Randy Narod and Joseph Anzalone, who started Long Island Bagel Cafe more than two decades ago, said they want to build the mixed-use, market-rate apartment complex on the site of their building at 2162 Grand Ave. and three others they own on the street.
If completed, the development would hold 49 one-bedroom apartments and nine two-bedroom units, Narod said.
The duo applied for tax incentives from the Town of Hempstead Industrial Development Agency in January last year, and the IDA held a public hearing on the project Tuesday, though it has not yet given its final approval, the IDA's chief executive, Fred Parola, said.
The proposed project comes amid Baldwin’s ongoing downtown revitalization, a plan to add housing, retail and pedestrian-friendly street upgrades, with the help of a $10 million state grant, Newsday reported.
"It's exciting for us," said Narod, 50, who grew up in Oceanside.
"It's our backyard," he said of the downtown area. "So we're just happy to be part of it and build a beautiful building."
A handful of Baldwin housing developments have received public subsidies through the $10 million state grant, including the Baldwin Commons, a four-story building that offered 33 apartments for below-market rents through a housing lottery last year, Newsday previously reported.
In 2019, then-Gov. Andrew M. Cuomo announced the grant for Baldwin — among 100 applicants statewide, and one of 10 regional winners, of a total of $100 million in state funding.
Narod and Anzalone said they plan to demolish their existing buildings on the downtown Baldwin site: the Long Island Bagel Cafe commissary and three smaller properties, including The Smoking Club and Lounge, a cigar lounge at 2150 Grand Ave., once home to scuba spot Danny’s Dive Shop.
A phone message to the cigar lounge seeking comment on the project was not returned.

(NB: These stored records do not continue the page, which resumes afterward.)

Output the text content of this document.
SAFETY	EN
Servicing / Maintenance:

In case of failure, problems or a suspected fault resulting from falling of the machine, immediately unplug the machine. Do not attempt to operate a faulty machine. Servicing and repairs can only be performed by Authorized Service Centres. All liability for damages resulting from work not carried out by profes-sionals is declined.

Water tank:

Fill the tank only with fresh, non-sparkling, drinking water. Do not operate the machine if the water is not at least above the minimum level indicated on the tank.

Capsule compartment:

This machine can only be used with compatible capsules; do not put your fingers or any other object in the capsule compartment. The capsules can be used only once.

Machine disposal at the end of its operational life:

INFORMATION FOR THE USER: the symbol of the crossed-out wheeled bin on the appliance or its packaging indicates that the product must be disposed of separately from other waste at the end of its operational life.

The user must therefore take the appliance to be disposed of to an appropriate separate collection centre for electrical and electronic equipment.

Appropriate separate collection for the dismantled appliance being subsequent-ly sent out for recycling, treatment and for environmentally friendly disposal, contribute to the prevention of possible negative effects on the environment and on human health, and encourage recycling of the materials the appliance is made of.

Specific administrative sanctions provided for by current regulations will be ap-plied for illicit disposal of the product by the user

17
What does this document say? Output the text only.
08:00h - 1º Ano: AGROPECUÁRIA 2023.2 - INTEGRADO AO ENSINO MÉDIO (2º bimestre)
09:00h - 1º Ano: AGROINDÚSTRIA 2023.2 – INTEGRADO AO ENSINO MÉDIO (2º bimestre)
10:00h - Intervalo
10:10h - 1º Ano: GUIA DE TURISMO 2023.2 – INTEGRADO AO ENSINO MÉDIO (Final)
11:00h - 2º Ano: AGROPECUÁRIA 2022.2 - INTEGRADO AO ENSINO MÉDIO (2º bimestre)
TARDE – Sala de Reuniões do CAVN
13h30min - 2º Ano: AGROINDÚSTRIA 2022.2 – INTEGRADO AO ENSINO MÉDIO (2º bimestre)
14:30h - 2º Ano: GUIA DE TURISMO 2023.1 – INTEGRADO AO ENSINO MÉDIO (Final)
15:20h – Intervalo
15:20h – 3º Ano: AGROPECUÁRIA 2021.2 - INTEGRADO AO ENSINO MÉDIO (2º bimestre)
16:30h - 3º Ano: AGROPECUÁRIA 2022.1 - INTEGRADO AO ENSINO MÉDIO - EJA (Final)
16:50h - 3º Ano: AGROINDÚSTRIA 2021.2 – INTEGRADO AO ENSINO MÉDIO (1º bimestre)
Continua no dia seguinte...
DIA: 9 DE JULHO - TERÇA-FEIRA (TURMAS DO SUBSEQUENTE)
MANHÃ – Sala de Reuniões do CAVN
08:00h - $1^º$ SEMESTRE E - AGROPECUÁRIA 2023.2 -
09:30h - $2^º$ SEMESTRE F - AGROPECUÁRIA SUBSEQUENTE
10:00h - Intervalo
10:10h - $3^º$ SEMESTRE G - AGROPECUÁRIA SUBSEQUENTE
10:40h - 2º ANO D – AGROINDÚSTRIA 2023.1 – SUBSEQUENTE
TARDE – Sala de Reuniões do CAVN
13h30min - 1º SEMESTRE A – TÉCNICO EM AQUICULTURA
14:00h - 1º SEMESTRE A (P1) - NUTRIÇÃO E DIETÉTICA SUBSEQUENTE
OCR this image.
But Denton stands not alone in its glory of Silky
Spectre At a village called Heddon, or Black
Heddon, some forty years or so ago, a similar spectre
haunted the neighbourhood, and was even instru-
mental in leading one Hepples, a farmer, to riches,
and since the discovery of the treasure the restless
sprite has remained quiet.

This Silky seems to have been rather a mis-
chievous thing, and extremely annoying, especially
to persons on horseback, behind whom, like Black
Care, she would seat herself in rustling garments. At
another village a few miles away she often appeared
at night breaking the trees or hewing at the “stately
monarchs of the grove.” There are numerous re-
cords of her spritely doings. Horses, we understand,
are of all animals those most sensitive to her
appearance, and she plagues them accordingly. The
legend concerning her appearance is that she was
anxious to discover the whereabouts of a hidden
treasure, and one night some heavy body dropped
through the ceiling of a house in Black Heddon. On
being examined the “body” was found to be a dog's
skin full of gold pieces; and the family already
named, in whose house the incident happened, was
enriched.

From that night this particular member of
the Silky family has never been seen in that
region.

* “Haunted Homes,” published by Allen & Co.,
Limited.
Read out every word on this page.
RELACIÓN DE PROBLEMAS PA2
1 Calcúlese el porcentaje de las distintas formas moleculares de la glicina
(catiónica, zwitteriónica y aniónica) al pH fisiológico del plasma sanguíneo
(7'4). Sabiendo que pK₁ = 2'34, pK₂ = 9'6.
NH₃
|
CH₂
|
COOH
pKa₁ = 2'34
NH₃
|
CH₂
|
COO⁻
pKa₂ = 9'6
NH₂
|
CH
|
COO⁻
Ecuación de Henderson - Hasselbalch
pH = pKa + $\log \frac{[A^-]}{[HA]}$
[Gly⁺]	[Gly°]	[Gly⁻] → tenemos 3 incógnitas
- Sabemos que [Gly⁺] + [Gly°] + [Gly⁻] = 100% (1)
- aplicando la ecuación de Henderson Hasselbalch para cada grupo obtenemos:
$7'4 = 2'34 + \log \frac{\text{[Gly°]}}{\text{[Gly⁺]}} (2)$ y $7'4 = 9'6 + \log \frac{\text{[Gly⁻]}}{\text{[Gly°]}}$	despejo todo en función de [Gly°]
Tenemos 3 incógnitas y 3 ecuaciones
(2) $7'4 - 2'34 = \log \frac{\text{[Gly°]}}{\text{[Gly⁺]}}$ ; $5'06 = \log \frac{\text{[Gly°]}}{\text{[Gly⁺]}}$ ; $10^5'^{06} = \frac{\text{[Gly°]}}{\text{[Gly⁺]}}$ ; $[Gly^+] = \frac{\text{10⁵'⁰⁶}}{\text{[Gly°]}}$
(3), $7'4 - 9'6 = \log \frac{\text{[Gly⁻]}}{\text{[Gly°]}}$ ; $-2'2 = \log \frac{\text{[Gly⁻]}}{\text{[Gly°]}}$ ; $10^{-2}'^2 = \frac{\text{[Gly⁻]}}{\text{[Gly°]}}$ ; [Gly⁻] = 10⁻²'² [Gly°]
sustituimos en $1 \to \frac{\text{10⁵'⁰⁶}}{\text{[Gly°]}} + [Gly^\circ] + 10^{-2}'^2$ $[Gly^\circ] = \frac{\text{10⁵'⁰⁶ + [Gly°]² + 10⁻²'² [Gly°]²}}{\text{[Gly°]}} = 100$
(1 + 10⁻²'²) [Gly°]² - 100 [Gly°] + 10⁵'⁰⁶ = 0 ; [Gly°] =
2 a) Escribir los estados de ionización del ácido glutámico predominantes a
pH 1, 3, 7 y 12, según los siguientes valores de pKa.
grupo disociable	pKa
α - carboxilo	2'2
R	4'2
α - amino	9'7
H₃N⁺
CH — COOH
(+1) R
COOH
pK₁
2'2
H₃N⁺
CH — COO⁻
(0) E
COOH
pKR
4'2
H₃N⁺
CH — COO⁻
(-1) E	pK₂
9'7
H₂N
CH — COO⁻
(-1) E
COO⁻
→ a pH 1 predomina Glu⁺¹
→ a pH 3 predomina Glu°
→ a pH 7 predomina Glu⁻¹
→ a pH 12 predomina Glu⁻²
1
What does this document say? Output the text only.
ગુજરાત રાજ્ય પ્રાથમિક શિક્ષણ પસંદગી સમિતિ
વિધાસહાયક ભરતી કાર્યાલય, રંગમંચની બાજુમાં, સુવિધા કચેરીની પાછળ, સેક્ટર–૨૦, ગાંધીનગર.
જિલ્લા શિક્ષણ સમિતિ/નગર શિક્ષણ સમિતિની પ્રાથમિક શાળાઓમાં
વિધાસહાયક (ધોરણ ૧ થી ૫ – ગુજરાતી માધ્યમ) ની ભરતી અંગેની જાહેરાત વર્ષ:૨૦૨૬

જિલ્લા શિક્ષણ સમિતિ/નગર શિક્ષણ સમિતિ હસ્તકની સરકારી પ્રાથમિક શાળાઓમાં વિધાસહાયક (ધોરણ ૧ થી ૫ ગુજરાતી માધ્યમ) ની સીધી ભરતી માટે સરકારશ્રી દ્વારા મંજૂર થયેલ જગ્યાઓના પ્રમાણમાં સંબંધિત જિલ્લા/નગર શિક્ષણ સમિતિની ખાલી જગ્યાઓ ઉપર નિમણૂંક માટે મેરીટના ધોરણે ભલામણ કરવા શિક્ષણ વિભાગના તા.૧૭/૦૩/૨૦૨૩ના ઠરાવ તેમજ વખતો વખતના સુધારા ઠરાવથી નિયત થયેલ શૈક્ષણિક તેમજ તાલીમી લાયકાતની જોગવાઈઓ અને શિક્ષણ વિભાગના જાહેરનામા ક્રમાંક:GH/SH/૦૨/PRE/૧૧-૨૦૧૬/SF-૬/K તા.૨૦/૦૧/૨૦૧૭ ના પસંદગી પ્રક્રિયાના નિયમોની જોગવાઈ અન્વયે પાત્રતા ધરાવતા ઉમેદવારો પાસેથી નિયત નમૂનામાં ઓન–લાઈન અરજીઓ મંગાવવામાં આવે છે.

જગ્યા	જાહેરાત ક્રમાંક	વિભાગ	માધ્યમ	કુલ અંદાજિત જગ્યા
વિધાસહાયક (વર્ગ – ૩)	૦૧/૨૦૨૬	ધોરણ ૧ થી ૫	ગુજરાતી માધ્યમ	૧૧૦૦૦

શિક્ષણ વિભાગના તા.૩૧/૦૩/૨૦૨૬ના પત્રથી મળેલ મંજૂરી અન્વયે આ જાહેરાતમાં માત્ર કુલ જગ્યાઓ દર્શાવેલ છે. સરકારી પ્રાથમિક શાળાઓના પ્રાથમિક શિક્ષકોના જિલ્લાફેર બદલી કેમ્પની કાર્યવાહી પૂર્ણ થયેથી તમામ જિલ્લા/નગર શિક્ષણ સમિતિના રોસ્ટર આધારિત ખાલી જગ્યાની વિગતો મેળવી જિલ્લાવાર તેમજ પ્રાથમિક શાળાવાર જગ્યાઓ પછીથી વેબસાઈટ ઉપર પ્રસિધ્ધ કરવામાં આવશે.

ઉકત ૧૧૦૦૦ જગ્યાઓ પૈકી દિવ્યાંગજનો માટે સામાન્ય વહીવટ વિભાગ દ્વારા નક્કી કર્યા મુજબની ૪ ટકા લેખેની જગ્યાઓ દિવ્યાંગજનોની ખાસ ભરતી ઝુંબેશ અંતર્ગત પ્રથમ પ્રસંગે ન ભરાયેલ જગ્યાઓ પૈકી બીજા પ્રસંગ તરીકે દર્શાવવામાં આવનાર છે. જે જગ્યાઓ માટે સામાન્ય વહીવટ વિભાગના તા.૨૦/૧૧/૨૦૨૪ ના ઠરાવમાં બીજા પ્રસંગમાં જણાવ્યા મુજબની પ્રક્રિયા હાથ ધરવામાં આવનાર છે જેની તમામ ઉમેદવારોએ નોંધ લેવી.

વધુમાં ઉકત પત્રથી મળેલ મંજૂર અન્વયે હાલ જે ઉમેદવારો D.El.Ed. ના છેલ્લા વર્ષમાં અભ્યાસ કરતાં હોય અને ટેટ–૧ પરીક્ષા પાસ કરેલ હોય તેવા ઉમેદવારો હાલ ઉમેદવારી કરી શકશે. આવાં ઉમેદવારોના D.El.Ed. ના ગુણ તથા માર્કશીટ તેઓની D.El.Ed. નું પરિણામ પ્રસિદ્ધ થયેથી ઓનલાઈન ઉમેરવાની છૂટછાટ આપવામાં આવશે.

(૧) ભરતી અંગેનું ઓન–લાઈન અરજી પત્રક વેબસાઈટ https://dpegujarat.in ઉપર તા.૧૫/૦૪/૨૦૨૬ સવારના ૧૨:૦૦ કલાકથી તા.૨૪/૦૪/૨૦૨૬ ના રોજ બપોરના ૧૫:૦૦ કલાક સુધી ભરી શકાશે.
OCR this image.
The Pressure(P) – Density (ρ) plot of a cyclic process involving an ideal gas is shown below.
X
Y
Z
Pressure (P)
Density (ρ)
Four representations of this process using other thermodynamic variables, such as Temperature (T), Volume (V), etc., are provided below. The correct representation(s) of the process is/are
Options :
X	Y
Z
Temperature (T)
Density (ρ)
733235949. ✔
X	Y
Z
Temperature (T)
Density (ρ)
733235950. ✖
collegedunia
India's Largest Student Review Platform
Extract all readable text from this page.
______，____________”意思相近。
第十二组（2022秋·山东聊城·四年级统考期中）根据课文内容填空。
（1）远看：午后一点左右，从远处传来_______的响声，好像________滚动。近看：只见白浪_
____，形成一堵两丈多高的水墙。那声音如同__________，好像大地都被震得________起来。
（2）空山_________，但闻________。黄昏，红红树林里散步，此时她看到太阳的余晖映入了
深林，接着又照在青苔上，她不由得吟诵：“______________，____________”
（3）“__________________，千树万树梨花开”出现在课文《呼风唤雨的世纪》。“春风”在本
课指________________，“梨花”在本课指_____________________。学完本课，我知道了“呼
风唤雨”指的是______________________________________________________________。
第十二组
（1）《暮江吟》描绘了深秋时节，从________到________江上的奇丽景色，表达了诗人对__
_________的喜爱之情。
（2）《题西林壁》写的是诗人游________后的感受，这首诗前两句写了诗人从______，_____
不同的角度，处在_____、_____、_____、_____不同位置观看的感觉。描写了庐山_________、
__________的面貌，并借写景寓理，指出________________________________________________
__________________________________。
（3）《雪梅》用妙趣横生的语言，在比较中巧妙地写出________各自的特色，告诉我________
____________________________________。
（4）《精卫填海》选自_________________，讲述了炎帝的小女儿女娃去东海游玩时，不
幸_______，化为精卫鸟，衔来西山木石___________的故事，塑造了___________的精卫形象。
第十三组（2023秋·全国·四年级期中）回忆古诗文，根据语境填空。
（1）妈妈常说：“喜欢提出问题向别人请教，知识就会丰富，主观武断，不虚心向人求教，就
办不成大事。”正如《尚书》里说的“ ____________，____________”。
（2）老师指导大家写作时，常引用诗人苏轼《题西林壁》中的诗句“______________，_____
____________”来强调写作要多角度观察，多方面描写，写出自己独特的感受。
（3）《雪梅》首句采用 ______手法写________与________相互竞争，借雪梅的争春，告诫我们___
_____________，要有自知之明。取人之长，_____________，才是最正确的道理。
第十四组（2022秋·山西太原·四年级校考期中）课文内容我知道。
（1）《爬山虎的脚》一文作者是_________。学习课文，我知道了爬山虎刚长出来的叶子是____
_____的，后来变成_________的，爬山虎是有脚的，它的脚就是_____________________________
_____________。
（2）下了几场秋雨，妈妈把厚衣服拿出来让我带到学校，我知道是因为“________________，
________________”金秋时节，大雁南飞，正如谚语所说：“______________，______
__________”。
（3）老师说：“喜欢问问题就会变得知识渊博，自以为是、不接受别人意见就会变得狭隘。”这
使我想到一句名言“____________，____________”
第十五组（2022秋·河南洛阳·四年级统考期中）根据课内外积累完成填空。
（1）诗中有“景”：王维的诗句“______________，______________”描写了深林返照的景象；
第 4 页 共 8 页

Narod expects the project to create about 75 construction jobs and to hire one or two full-time employees at the building after it’s completed.
"I’m excited for the Baldwin community," said Anzalone, 54. " It's a great way to bring in residents."
Narod and Anzalone said they are actively looking for a developer to partner with them on the project, as they’ve never built a multifamily property before. Their building permit application is still under review, according to the Town of Hempstead.
The duo hope to secure tax breaks from the Hempstead IDA for the market-rate building. They applied for a sales tax exemption of about $844,804, a mortgage recording tax exemption of roughly $109,487 and 20 years of tax relief, according to the IDA application.
John Kaehny, the executive director of the government watchdog group Reinvent Albany, said the practice of IDAs awarding subsidies like the one Narod and Anzalone hope to receive is unconstitutional. It's also "extremely unfair," Kaehny added, to give tax breaks to market-rate housing developments, where a landlord can charge any rent they want.
"When one property owner does not pay their fair share of property taxes, it means that others pay more," he said. "What you're doing by giving tax breaks is engaging in crony capitalism where the government is picking favorites."
Those tax breaks are needed by developers to get projects off the ground, even projects without affordable apartments, said Kyle Strober, executive director of the Association for a Better Long Island.
“Long Island needs all types of housing,” Strober said. “There is a huge demand for market-rate housing, and all housing that gets built increases the supply and reduces the demand.”